Non Classical Mathematics 2009 (初日)

午前8時45分スタート。

Opening

4月ごろになくなられた、Robert K Meyer さん(3月末に、この会議へ、招待講演の要旨を送ってきて、その後だったとか)に、みんなで黙祷。

Theories, Co-theories and Bi-theories in Non-Classical mathematics (Greg Restall)

講演一発目はこちら。非古典論理においては、「Aの否定を主張する( \neg Aを主張する; negate)」ことと、「Aであることを拒否(reject)する」ことは別であることが多いです(真理値の用語で言えば、truth value gap を許したり、 truth value glut を許したりもします)。と言うわけで、これまでの論理体系のように、公理系 T から \neg Aを導出する(negateする)だけでは十分でなく、「体系はAをrejectする」とかも言えるようにしたい、そうでないと非古典論理上で十分な数学の理論が展開できない、と講演者は主張します。
というわけで、そのために "Co-theory" なる体系を導入し、こちらで導出される定理は体系から拒否されるものとするわけです。そして、theoryとco-theoryをひっくるめて "Bi-theory" と呼びます。この枠組みは、関係論理の意味論でよく使われているそうですが、それをもっと一般化して非古典数学一般で使用しましょう、と提案していました。そして、話の最後で、この枠組みを自然数論と包括原理を持つ集合論に応用していました(この部分が駆け足だったので残念です)。
Restall氏は、Web上の活動も積極的で、氏のBlog は、論理学の関係者なら誰もが知っていますし、今回のNCMと次のLogica会議をついったーで中継したりもしていました*1

A new approach to predicative set theory (Arnon Avron)

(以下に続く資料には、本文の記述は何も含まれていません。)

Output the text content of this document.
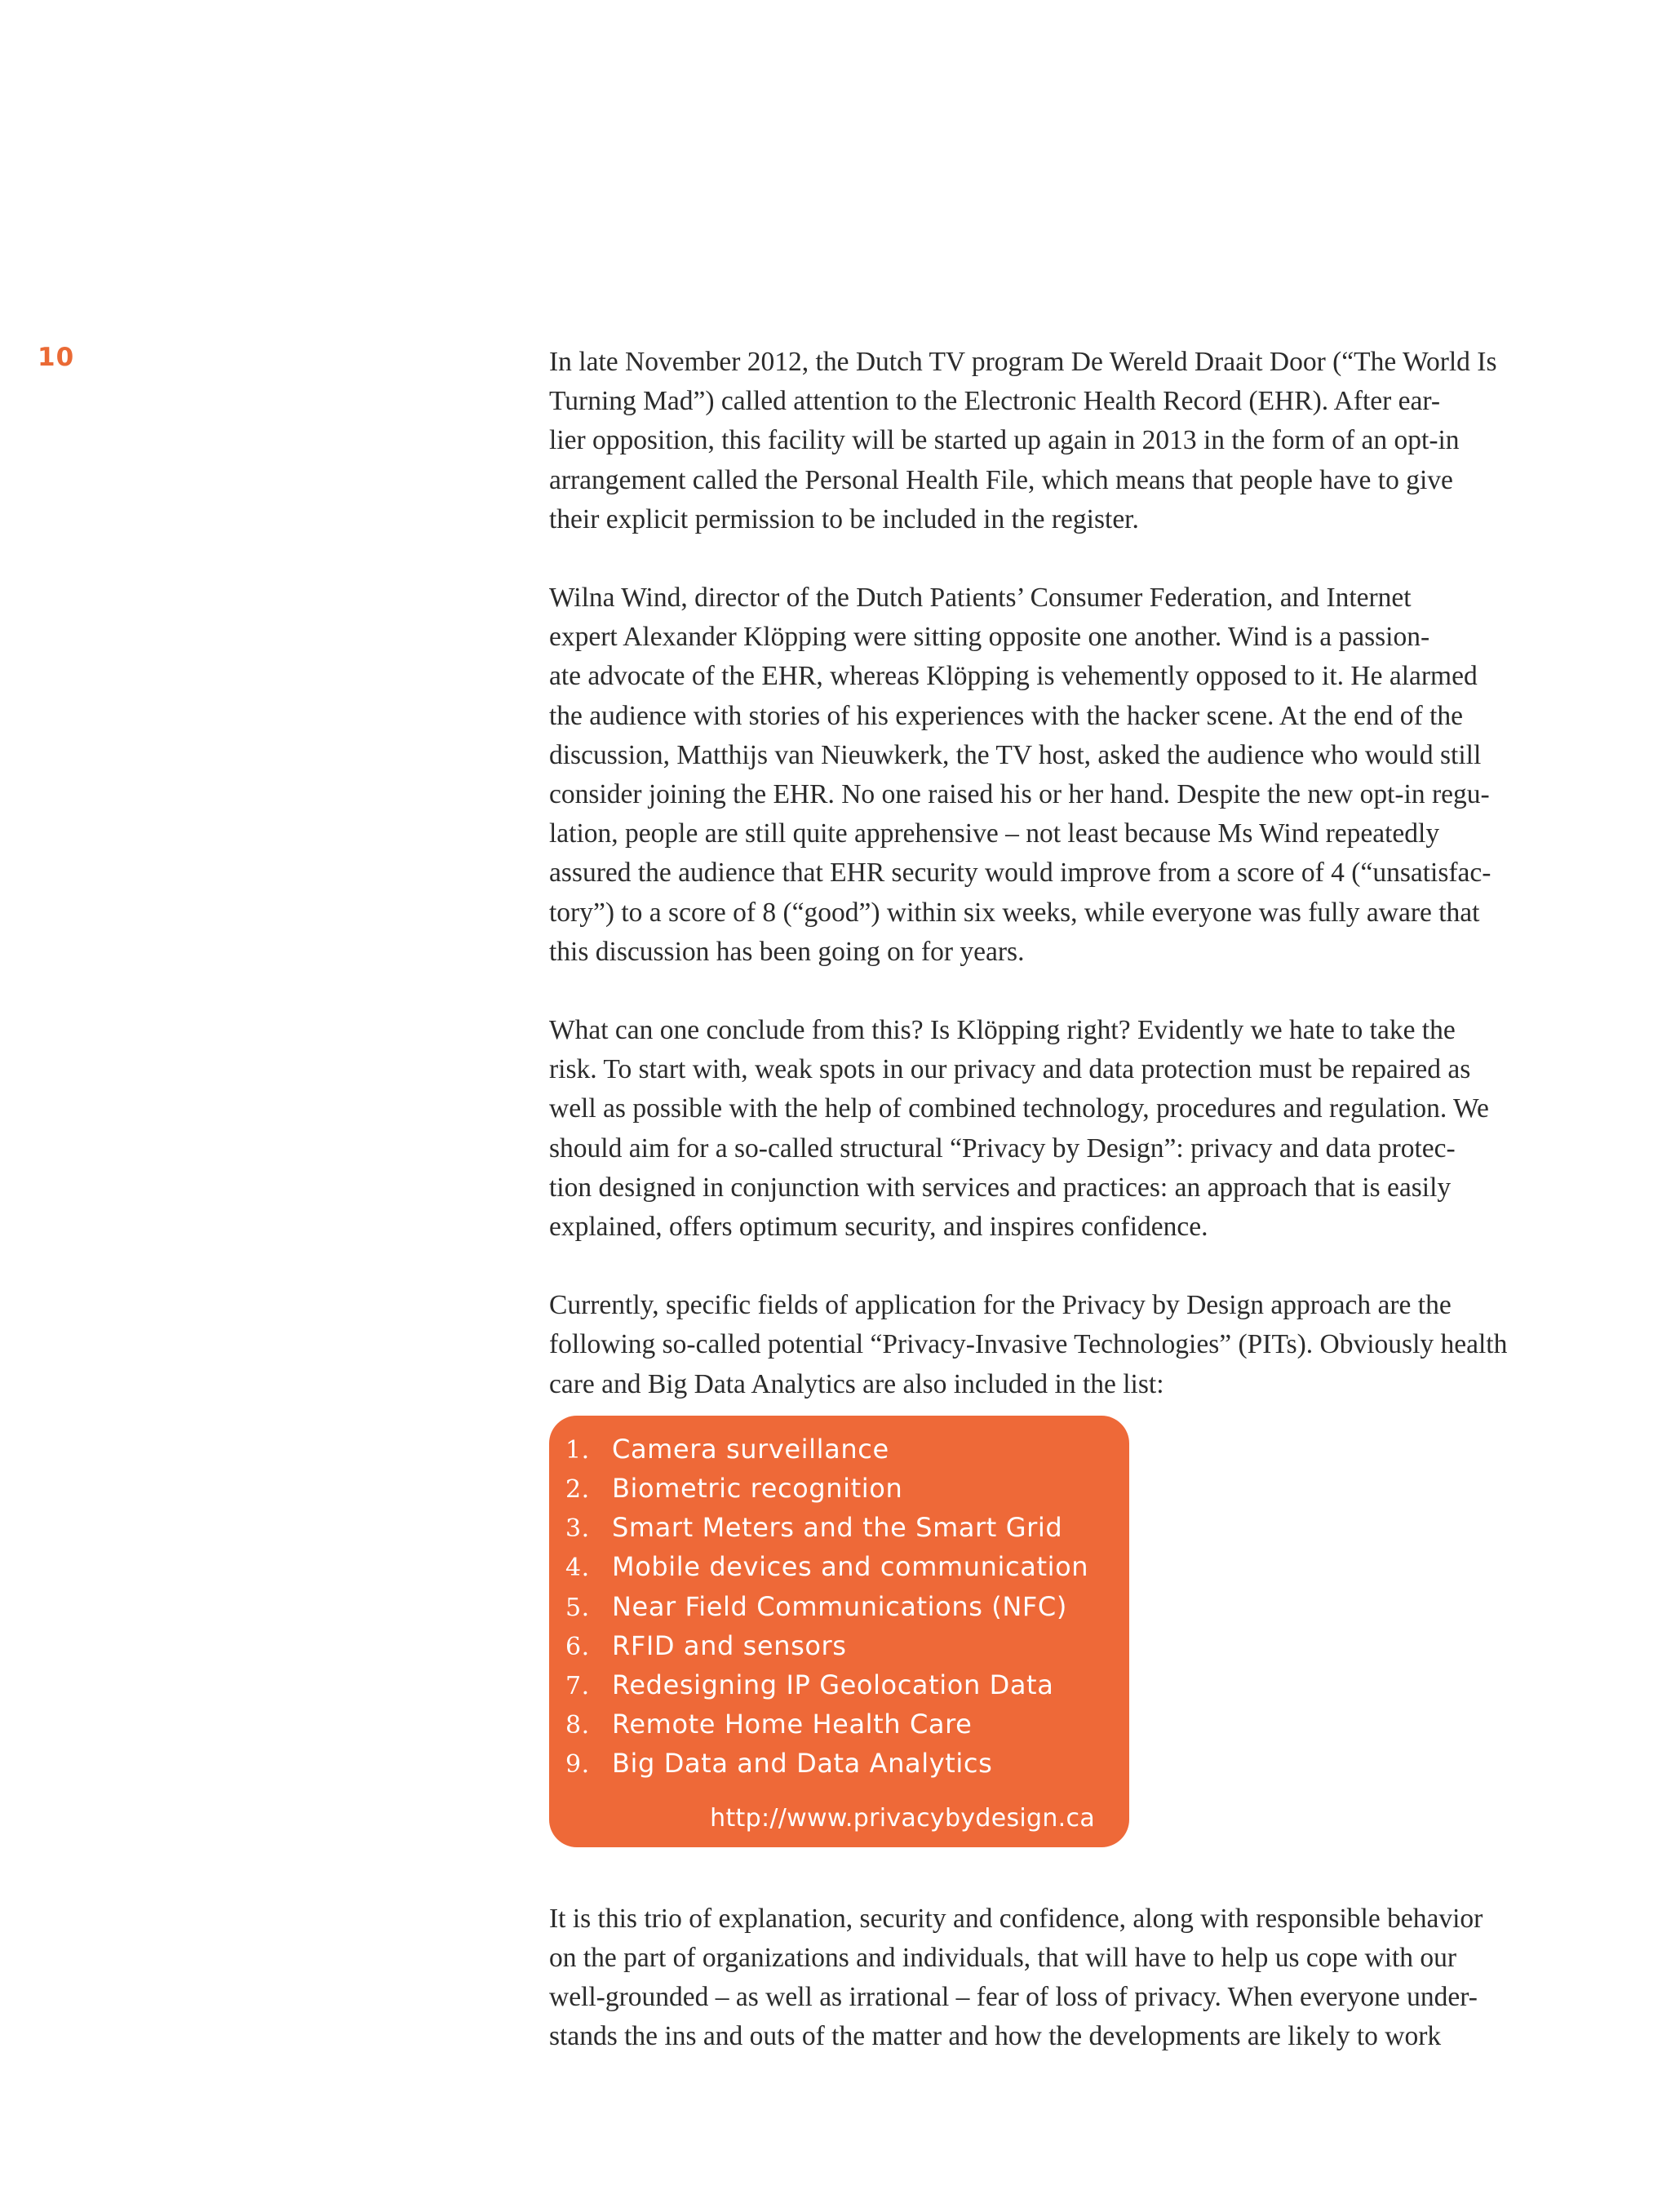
10	In late November 2012, the Dutch TV program De Wereld Draait Door (“The World Is
Turning Mad”) called attention to the Electronic Health Record (EHR). After ear-
lier opposition, this facility will be started up again in 2013 in the form of an opt-in
arrangement called the Personal Health File, which means that people have to give
their explicit permission to be included in the register.

Wilna Wind, director of the Dutch Patients’ Consumer Federation, and Internet
expert Alexander Klöpping were sitting opposite one another. Wind is a passion-
ate advocate of the EHR, whereas Klöpping is vehemently opposed to it. He alarmed
the audience with stories of his experiences with the hacker scene. At the end of the
discussion, Matthijs van Nieuwkerk, the TV host, asked the audience who would still
consider joining the EHR. No one raised his or her hand. Despite the new opt-in regu-
lation, people are still quite apprehensive – not least because Ms Wind repeatedly
assured the audience that EHR security would improve from a score of 4 (“unsatisfac-
tory”) to a score of 8 (“good”) within six weeks, while everyone was fully aware that
this discussion has been going on for years.

What can one conclude from this? Is Klöpping right? Evidently we hate to take the
risk. To start with, weak spots in our privacy and data protection must be repaired as
well as possible with the help of combined technology, procedures and regulation. We
should aim for a so-called structural “Privacy by Design”: privacy and data protec-
tion designed in conjunction with services and practices: an approach that is easily
explained, offers optimum security, and inspires confidence.

Currently, specific fields of application for the Privacy by Design approach are the
following so-called potential “Privacy-Invasive Technologies” (PITs). Obviously health
care and Big Data Analytics are also included in the list:

1. Camera surveillance
2. Biometric recognition
3. Smart Meters and the Smart Grid
4. Mobile devices and communication
5. Near Field Communications (NFC)
6. RFID and sensors
7. Redesigning IP Geolocation Data
8. Remote Home Health Care
9. Big Data and Data Analytics
http://www.privacybydesign.ca

It is this trio of explanation, security and confidence, along with responsible behavior
on the part of organizations and individuals, that will have to help us cope with our
well-grounded – as well as irrational – fear of loss of privacy. When everyone under-
stands the ins and outs of the matter and how the developments are likely to work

古典論理の枠組みの中で、通常の数学を展開するのに十分な、さらにZFの部分体系となっているような、可述的な集合論を造ろう、と言う話。論文はこちら。transitive closure  TC_{xy}\varphiを導入するのがミソ。
ただし、「可述的定義」と言っても、外延性公理を体系が持っている(「全てのz」のような量化を許す)ように、厳密な意味での可述性ではなく、「高階の対象は定義によってのみ導入される」という限定的な意味での可述性である…って、そりゃ、古典論理でやってるんだし、そうだよね。
氏は、NCMで講演している割には、自称「古典論理の人」であり、Sambin氏らと盛んに激論を交わしていました。

*1:英語で聞き取れない重要なコメントとかが、ついったーに転載されたため、マジで助かりました。